Era uma viagem de 40 minutos, em que entre crianças, havia alguma necessidade de entretenimento e, ou se comia os brotos tenrinhos das rosas que encontravam, ou se cantava. “Inventávamos cada uma! (risos) Há um cântico que tem um verso que diz “miraculosa rainha do céu” e nós brincávamos e cantávamos assim:  mira gulosa rainha da broa, quero meio quilo, custa uma coroa, quero quatro quilos custa dois e meio, vinde raparigas ao pão do centeio.”, canta Conceição.

Não era um caminho direto. E com chuva e neve no chão, pelo inverno, mal calçadas, a dificuldade tornava-se maior. Tempos apertados. Naquela época, a residente recorda que pelos seus 17 anos recebeu os primeiros sapatos. “A minha mãe era uma mulher muito poupadinha e como tinha muitos filhos ela precavia-se para ter o que comer e o que vestir. Nós fazíamos o percurso até às taipas, à feira, a pé e carregadas. Uma altura, a minha mãe deu-nos umas soquinhas de pau, para o domingo, era o que havia e não nos sentíamos diminuídas por causa disso porque toda a gente passava por isso”.
“Os caminhos ligam muito as pessoas. Ligaram-me ao meu marido”

Na sua juventude, não só por Santa Leocádia Conceição e as irmãs se deixavam ficar. Combinadas, iam vários domingos a pé até ao Bom Jesus. E por mais devota que seja a nativa, esta admite que não era bem com intenções religiosas que fazia o caminho. “Por mais que eu seja católica praticante a 100%, era para ver a malta nova que lá parava. Estavam lá os rapazinhos e era por ali por volta do coreto que encontrávamos os primeiros namoricos”. Não é como se os pais não soubessem as motivações de cada uma para essas visitas assíduas a Braga, bem sabiam que tinha de haver um ponto de encontro entre a juventude.

Como os pais tinham a taberna, também lá se fazia convívios. De várias freguesias ao redor, vinham jovens, não propriamente pela taberna dos pais de Conceição, mas por quem lá se juntava. “Nós ainda tínhamos bastantes moços a ir à venda dos meus pais, não só para jogar às cartas ou malha, mas porque também havia lá moças. Foi assim que conhecemos os que foram nossos maridos. O meu marido era de São Martinho de Sande. Assim se arranjaram alguns casamentos. Os caminhos ligam muito as pessoas. Nessa altura, em que a freguesia era pequena e era preciso ir a outros sítios para conhecer gente, ligaram-me ao meu marido”.

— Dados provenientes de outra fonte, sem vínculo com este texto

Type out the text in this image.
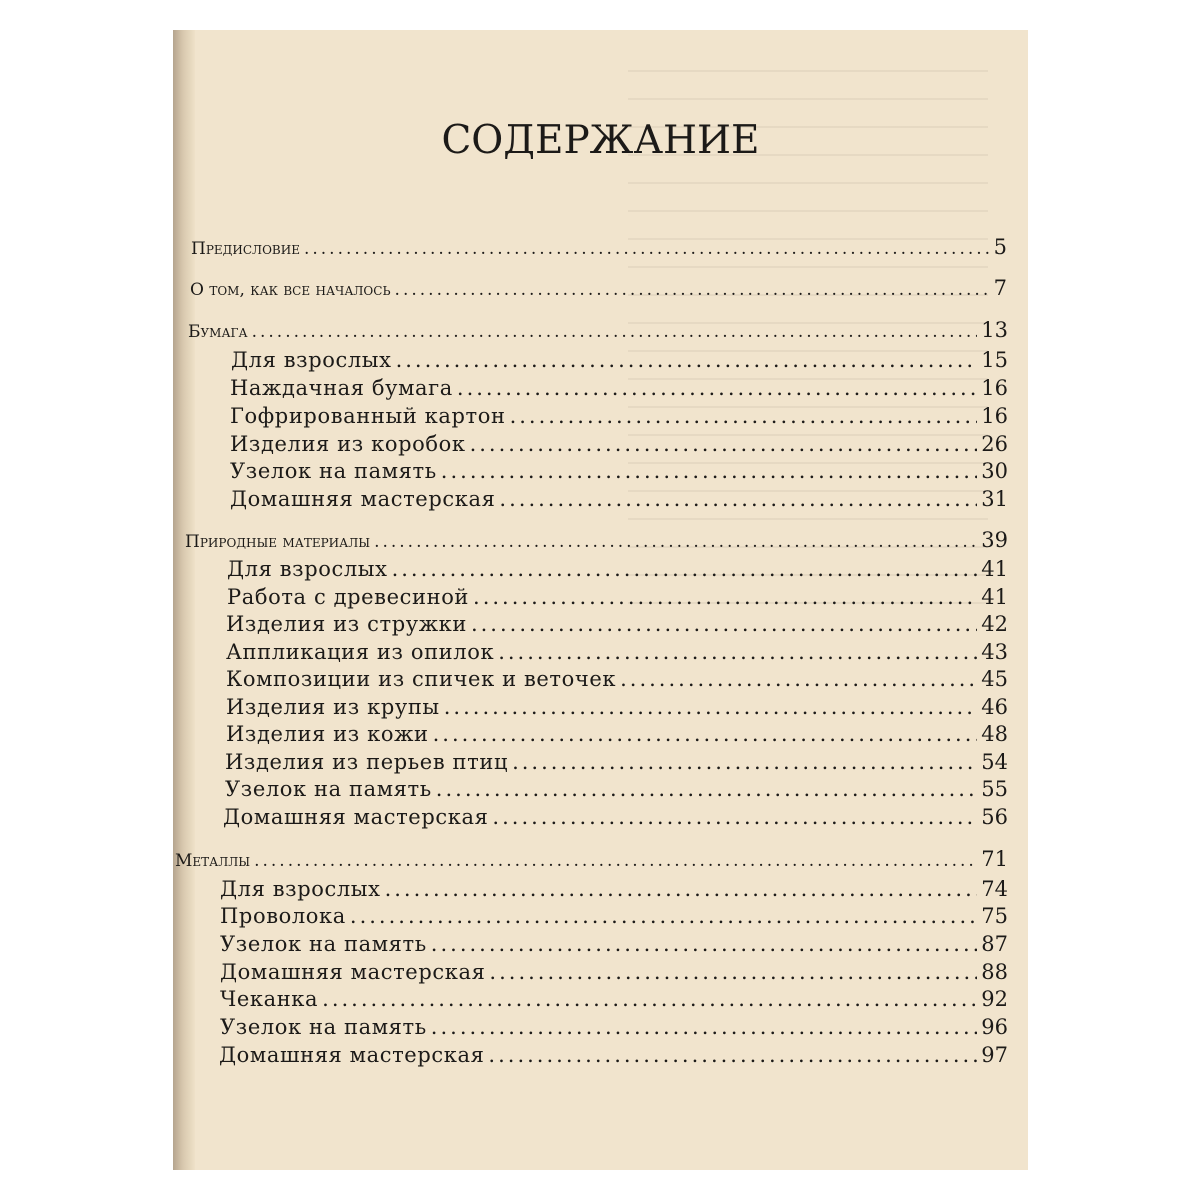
СОДЕРЖАНИЕ
Предисловие .....	5
О том, как все началось .....	7
Бумага .....	13
Для взрослых .....	15
Наждачная бумага .....	16
Гофрированный картон .....	16
Изделия из коробок .....	26
Узелок на память .....	30
Домашняя мастерская .....	31
Природные материалы .....	39
Для взрослых .....	41
Работа с древесиной .....	41
Изделия из стружки .....	42
Аппликация из опилок .....	43
Композиции из спичек и веточек .....	45
Изделия из крупы .....	46
Изделия из кожи .....	48
Изделия из перьев птиц .....	54
Узелок на память .....	55
Домашняя мастерская .....	56
Металлы .....	71
Для взрослых .....	74
Проволока .....	75
Узелок на память .....	87
Домашняя мастерская .....	88
Чеканка .....	92
Узелок на память .....	96
Домашняя мастерская .....	97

Hoje, ninguém circula pelas Veigas. Conceição explica que foi vedado depois de alguns habitantes adquirirem terrenos. Por ser um caminho que servia o povo, muita gente se revoltou contra a Junta na altura, mas a pouca escolaridade não permitiu que a voz do povo fosse ouvida e por isso, agora, restam apenas memórias e uma escada onde se descia de um campinho mais alto para outro.